Trieste celebra la cultura del caffè: successo per i Cenacoli al San Marco
Grande partecipazione ai Cenacoli del Caffè a Trieste: al centro il legame tra cultura greca e tradizione dei caffè storici.
TRIESTE - Un vivo interesse e partecipazione di pubblico ha destato l’ultimo dei “Cenacoli del Caffè” 2025-2026, organizzati dall’Associazione Museo del Caffè di Trieste guidata da Gianni Pistrini, tenutosi recentemente all’Antico Caffè San Marco di via Battisti 18, e che ha visto come principale protagonista il titolare stesso dello storico esercizio cittadino, Alexandros Delithanassis.
Per questo quinto incontro dei “Cenacoli” – e ne seguiranno, in questa nona edizione, ancora altri tre -, il relatore ha rispettato pienamente il tema generale del ciclo, ovvero “Oltre l’Espresso: Viaggio nelle Culture del Caffè”, parlando su “I Greci e i locali storici di Trieste”.
Delithanassis, lui stesso di origine greca, affiancato dal Presidente della Comunità Greco Orientale di Trieste Antonio Sofianopulo e da Gianni Pistrini e Nicoletta Casagrande della AMDC, dopo aver ricordato, fra i bellissimi arredi Liberty e gli originali lampadari in ottone che contraddistinguono il locale, la tormentata storia del “San Marco”, aperto nel 1914, nell’allora Corsia Stadion, e diventato fin da subito punto di ritrovo dell’intellettualità triestina (ma poco dopo chiuso dalle autorità austriache proprio per essere diventato un “covo” di irredentisti), ha quindi descritto il “filo invisibile” che lega il porto dell’Adriatico alle sponde dell’Egeo. Un “filo” profumato di caffè: infatti, fra le diverse comunità cosmopolite che animavano il Porto Franco di Trieste fin dal Settecento proprio quella greca svolse un ruolo specifico nello sviluppo della tradizione del caffè nella nostra città. E non solo – come sottolineato subito dopo da Sofianopulo – per il commercio dei chicchi provenienti dal Levante, ma anche nella nascita di quegli spazi di incontro e conversazione che oggi conosciamo come caffè storici. Caffè – è stato infine comunemente sottolineato – da mantenere vivi e salvaguardare assolutamente, per la loro sempre più significativa importanza culturale e sociale.

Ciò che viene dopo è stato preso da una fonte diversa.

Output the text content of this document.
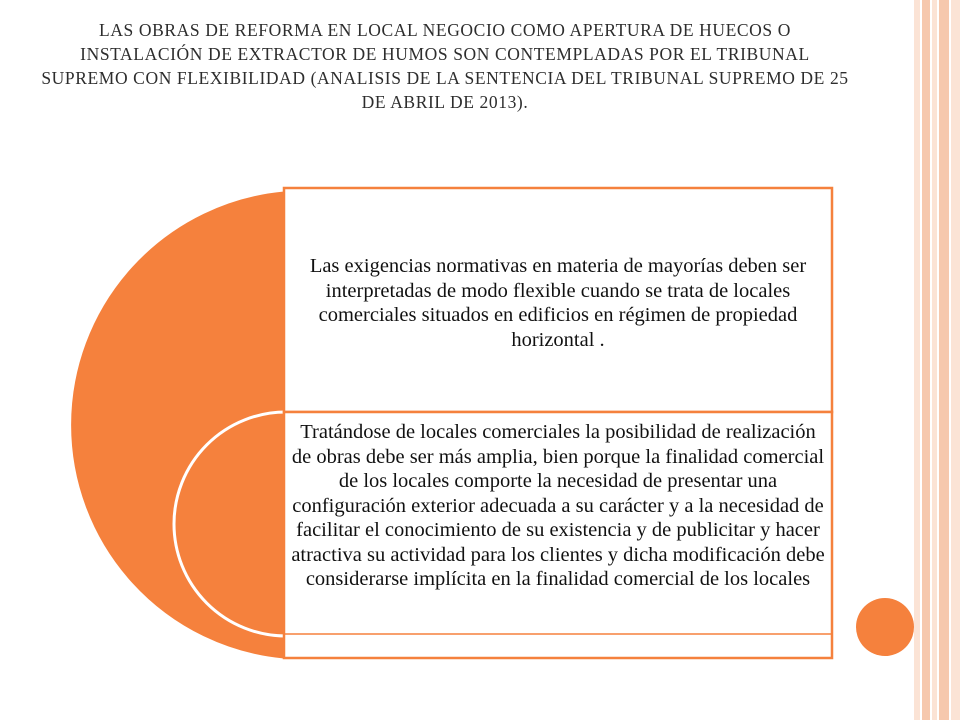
LAS OBRAS DE REFORMA EN LOCAL NEGOCIO COMO APERTURA DE HUECOS O INSTALACIÓN DE EXTRACTOR DE HUMOS SON CONTEMPLADAS POR EL TRIBUNAL SUPREMO CON FLEXIBILIDAD (ANALISIS DE LA SENTENCIA DEL TRIBUNAL SUPREMO DE 25 DE ABRIL DE 2013).

Las exigencias normativas en materia de mayorías deben ser interpretadas de modo flexible cuando se trata de locales comerciales situados en edificios en régimen de propiedad horizontal .

Tratándose de locales comerciales la posibilidad de realización de obras debe ser más amplia, bien porque la finalidad comercial de los locales comporte la necesidad de presentar una configuración exterior adecuada a su carácter y a la necesidad de facilitar el conocimiento de su existencia y de publicitar y hacer atractiva su actividad para los clientes y dicha modificación debe considerarse implícita en la finalidad comercial de los locales
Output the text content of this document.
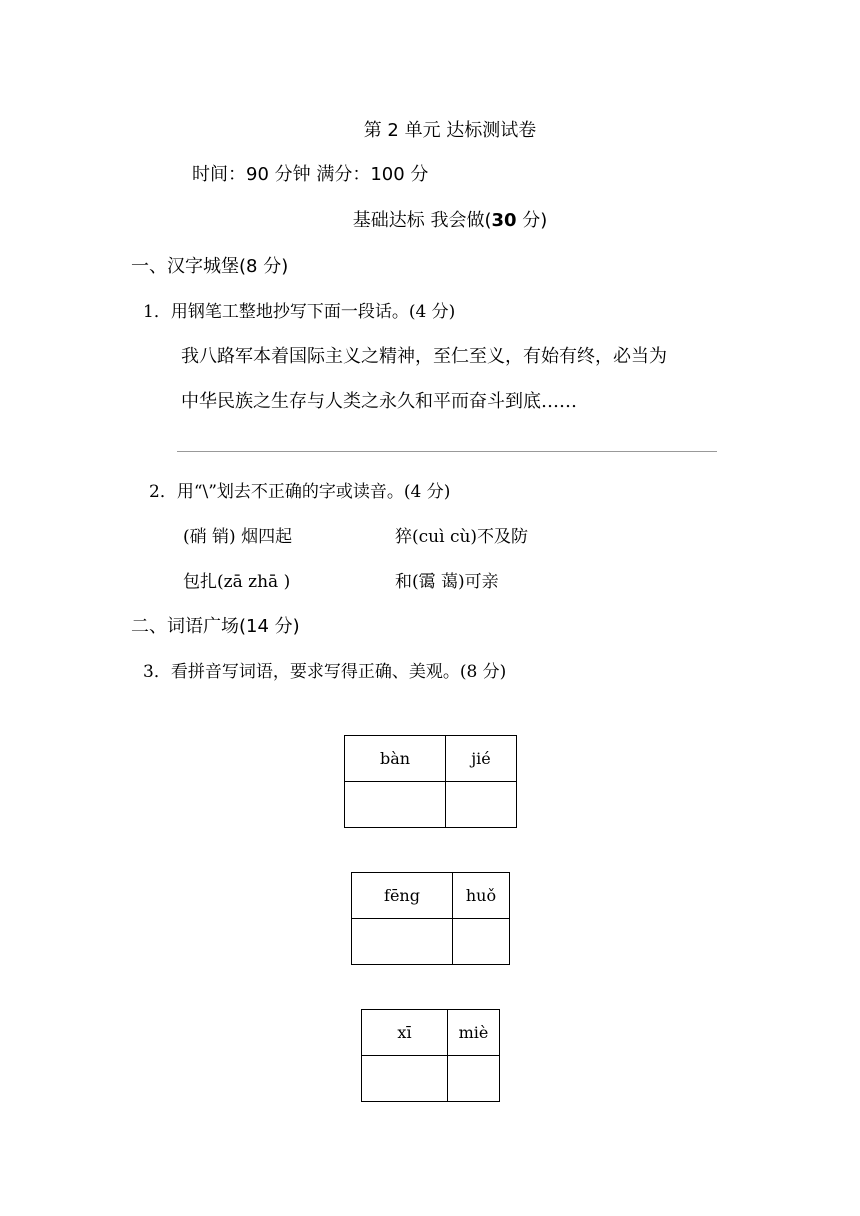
第 2 单元 达标测试卷
时间：90 分钟 满分：100 分
基础达标 我会做(30 分)
一、汉字城堡(8 分)
1．用钢笔工整地抄写下面一段话。(4 分)
我八路军本着国际主义之精神，至仁至义，有始有终，必当为
中华民族之生存与人类之永久和平而奋斗到底……
2．用“\”划去不正确的字或读音。(4 分)
(硝 销) 烟四起	猝(cuì cù)不及防
包扎(zā zhā )	和(霭 蔼)可亲
二、词语广场(14 分)
3．看拼音写词语，要求写得正确、美观。(8 分)
bàn	jié

fēng	huǒ

xī	miè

Il prossimo – e sesto – “Cenacolo” si terrà giovedì 9 aprile, alle ore 17.30, alla Libreria Minerva (via San Nicolò 20), con relatore Luciano Navarini responsabile della Ricerca di Illycaffè, su “Caffè e Chimica: il fascino della complessità”.
Il ciclo dei “Cenacoli” 2025-2026, organizzato attorno al tema-guida “Oltre l’Espresso: Viaggio nelle Culture del Caffè”, rientra nel progetto di divulgazione umanistica “Il Caffè, una storia di successo nella cultura regionale ed europea”, elaborato da Franco Rota della AMDC, con il finanziamento della Regione Autonoma Friuli Venezia Giulia e contributi de “Le Fondazioni Casali ETS” e Banca 360 FVG. Il programma prevede un totale di otto incontri a cadenza mensile fino a giugno ed è coordinato da Nicoletta Casagrande (responsabile dell'InfoLibro-Salotto multimediale del libro italiano di Capodistria) assieme al vicepresidente di AMDC Doriano Simonato.